Berlin deems “the autonomy plan, presented in 2007, as a serious and credible effort by Morocco and as a good basis for reaching a solution accepted by the parties’’, underlined the joint statement.

The German FM reiterated her country’s long-standing support for the UN-led process engaged to reach a realistic, pragmatic, sustainable and mutually acceptable political solution to the Sahara issue.

In their joint statement, Bourita and Baerbock insisted on the UN exclusive role in handling the Sahara issue and reaffirmed their support for UN Security Council Resolution 2602, which stressed the role and responsibility of the parties in finding a realistic, pragmatic and enduring political solution.

Morocco and Germany also welcomed the appointment of UN Sahara Envoy, Staffan de Mistura, and reaffirmed their full support for his efforts to advance the political process on the basis of the relevant UN Security Council resolutions. They also reiterated their support for MINURSO.

Prior to her trip to Rabat, the German FM issued a statement describing Morocco as Europe’s closest neighbor to the south, which is perfectly placed to become an important strategic pillar in the European energy transition.

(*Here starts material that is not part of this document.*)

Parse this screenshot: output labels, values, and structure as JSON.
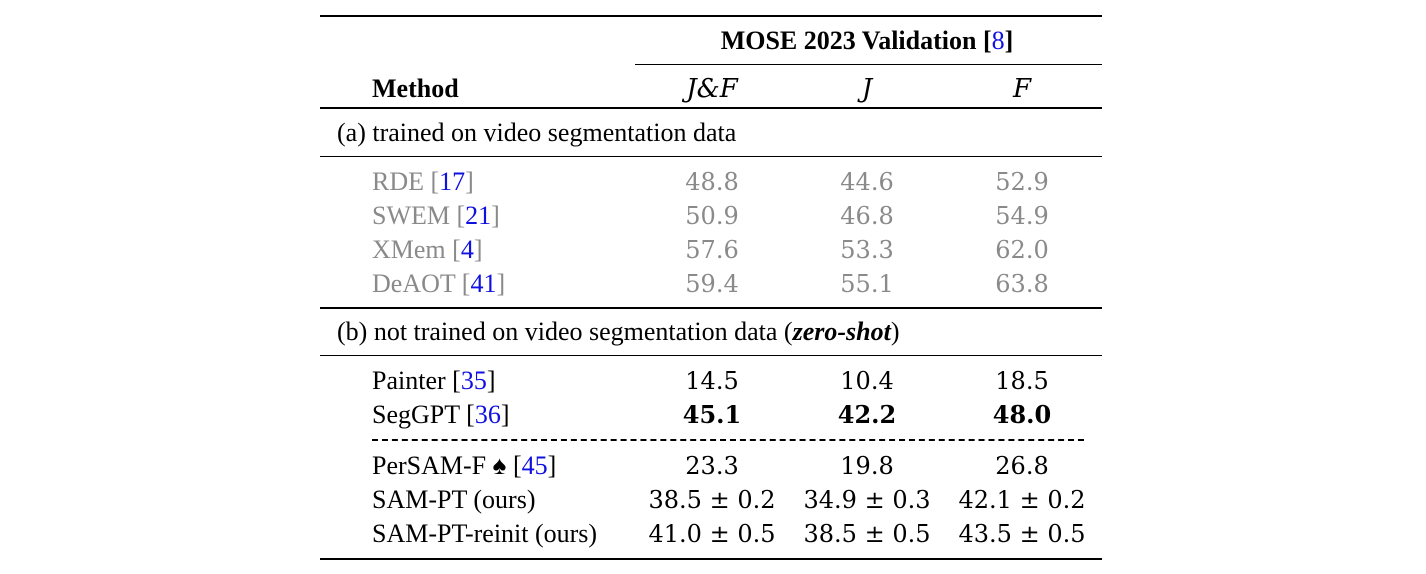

“The country has been working closely with Germany on developing renewables for more than a decade. However, even looking beyond this, the potential for increased economic cooperation and person-to-person contact is huge’’, said Mrs. Baerbock.

In recent months, “we have worked hard to build a shared foundation for a forward-looking partnership. Many new cooperation blueprints have been developed and many projects that were successful in the past have been re-launched. With my visit today, we now want to open this new chapter in our bilateral relations together’’, said the German top diplomat.